When she closed her eyes, he figured he’d blown it, but he wanted her to know. He had a pack of Trojans in his bedroom, and he’d get them if she told him to. The truth was, though, in the last ten months, he’d practiced safe sex not because he gave a shit about himself, but because he had hoped, prayed, for this moment with her.
He had taken care of himself for her.
“Just kiss me,” she muttered.
And that was the last thing they said to each other. Beneath his roving hands, she arched, bringing
her breasts against his chest. Closer, he wanted to be closer to her, but he also wanted to slow down because he needed to remember every moment of this.
When her hand fumbled at his fly, he was on it, tearing the buttons apart, his cock doing the rest of the job.
Anne tilted her hips and took a hold on him, the sensation of her hand on his shaft enough to make him groan. It was awkward, though, their two bodies not quite right at counter height—so he solved the problem by cupping her ass and holding her up.
It was better than he remembered.
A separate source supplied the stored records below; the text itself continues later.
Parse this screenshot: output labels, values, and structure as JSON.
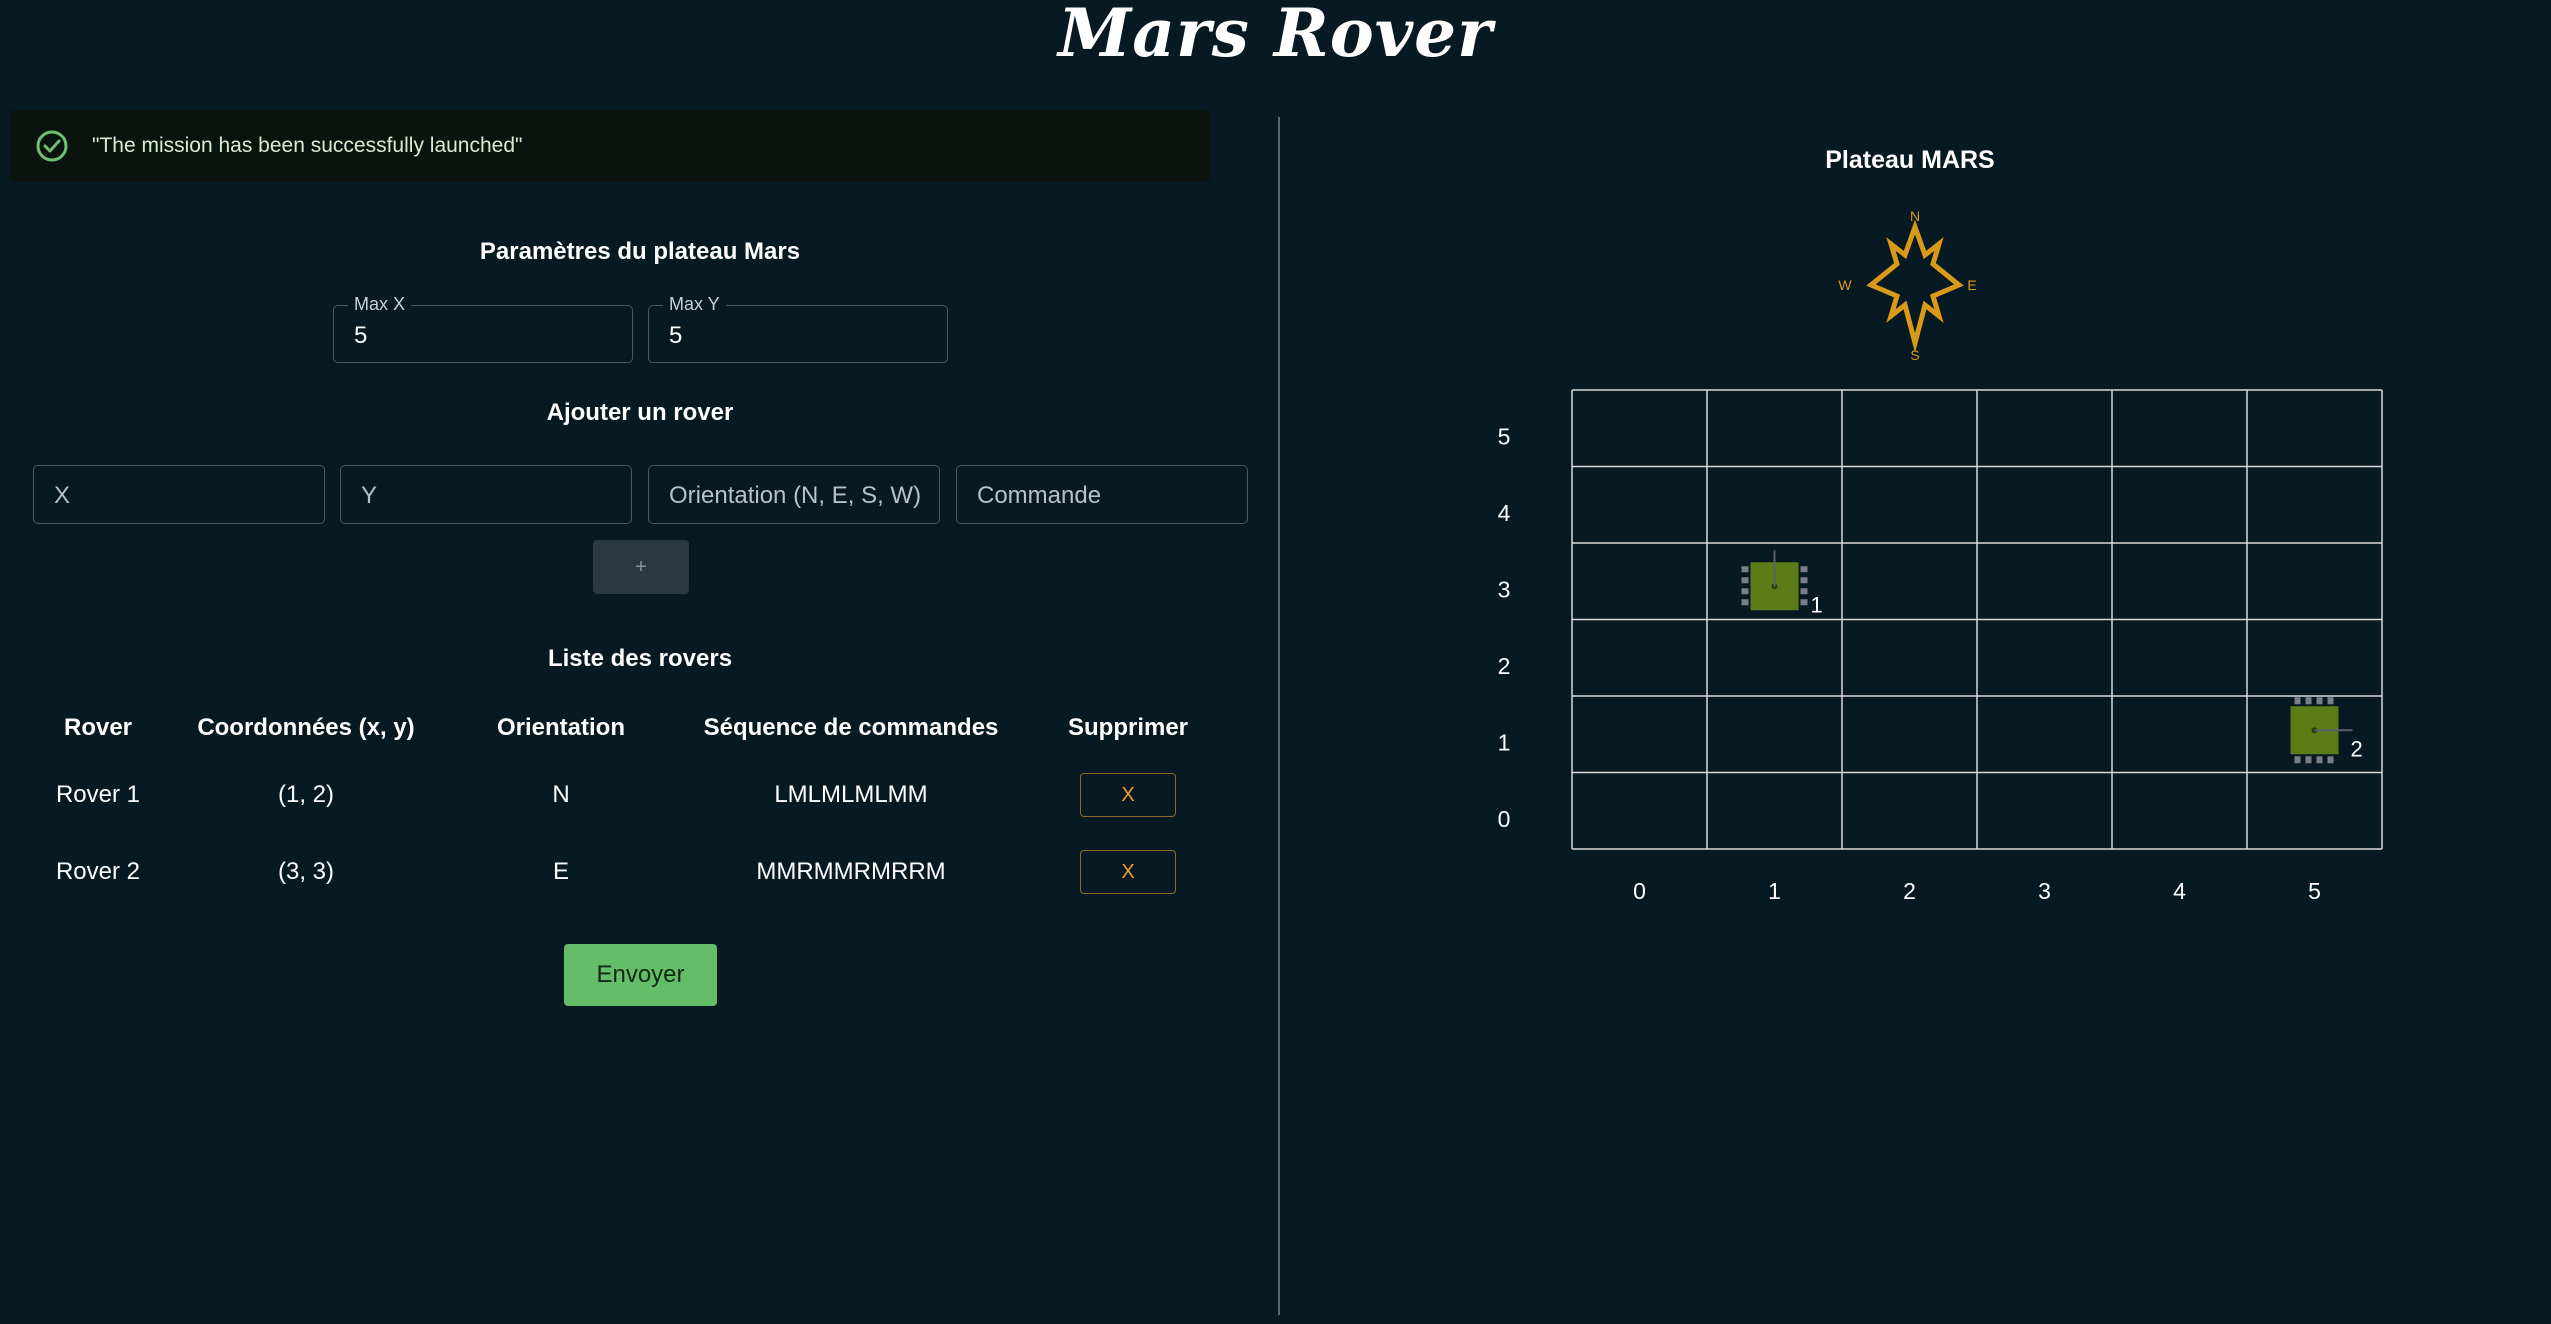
{
  "app": {
    "title": "Mars Rover"
  },
  "alert": {
    "message": "\"The mission has been successfully launched\""
  },
  "plateau_params": {
    "title": "Paramètres du plateau Mars",
    "max_x": {
      "label": "Max X",
      "value": "5"
    },
    "max_y": {
      "label": "Max Y",
      "value": "5"
    }
  },
  "add_rover": {
    "title": "Ajouter un rover",
    "x_placeholder": "X",
    "y_placeholder": "Y",
    "orientation_placeholder": "Orientation (N, E, S, W)",
    "command_placeholder": "Commande",
    "add_label": "+"
  },
  "rover_list": {
    "title": "Liste des rovers",
    "headers": [
      "Rover",
      "Coordonnées (x, y)",
      "Orientation",
      "Séquence de commandes",
      "Supprimer"
    ],
    "rows": [
      {
        "rover": "Rover 1",
        "coords": "(1, 2)",
        "orientation": "N",
        "commands": "LMLMLMLMM",
        "delete_label": "X"
      },
      {
        "rover": "Rover 2",
        "coords": "(3, 3)",
        "orientation": "E",
        "commands": "MMRMMRMRRM",
        "delete_label": "X"
      }
    ]
  },
  "send": {
    "label": "Envoyer"
  },
  "board": {
    "title": "Plateau MARS",
    "compass": {
      "n": "N",
      "e": "E",
      "s": "S",
      "w": "W"
    },
    "x_labels": [
      "0",
      "1",
      "2",
      "3",
      "4",
      "5"
    ],
    "y_labels": [
      "5",
      "4",
      "3",
      "2",
      "1",
      "0"
    ],
    "rovers": [
      {
        "label": "1",
        "x": 1,
        "y": 3,
        "heading": "N"
      },
      {
        "label": "2",
        "x": 5,
        "y": 1,
        "heading": "E"
      }
    ]
  },
  "colors": {
    "background": "#071923",
    "accent_orange": "#d99a1a",
    "send_green": "#63bd69",
    "rover_green": "#5c7c18",
    "grid": "#d9d9d9"
  }
}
The fit. The slick, hot squeeze. The smell of her shampoo, her hair in his face, her grip on his shoulders strong and sure.
He walked them through to the sitting room, letting his stride do the pumping and the rhythm. And then there was a brief parting as he laid her down.
That didn’t last.
Danny was on top of her in a heartbeat, hooking his forearm under her knee and cranking her leg up, his erection going back in on a rush. He didn’t hold back, his pelvis punching in tight and retreating, her body absorbing the pounding, her breath harsh and hoarse.
He refused to orgasm. Even though his body had been on the brink the instant he’d entered her, he was holding off. But it was getting tough. He was starting to shake, the temptation to let himself go becoming a painful denial.
Anne solved his problem. With a gasp, she threw her head back, and that was when he stilled. He wanted to feel her come for him, and he closed his eyes concentrating on the way her sex gripped him. And then he was off on his own ride, his hips rocking into her, locking on, his release the kind of thing that made his head spin.
So good.
Too good.
* * *
Damn it.
As Anne felt Danny pump into her, she knew what that meant. Also knew that he was the kind of man who wasn’t done even after he finished. At least it hadn’t been that way with her before.
Opening her eyes, she stared at the ceiling of his sitting room and decided she was way too old for the kind of college hookup this was: guy’s apartment, on the sofa, reckless and regretful. Or at least that was what she was telling herself this was.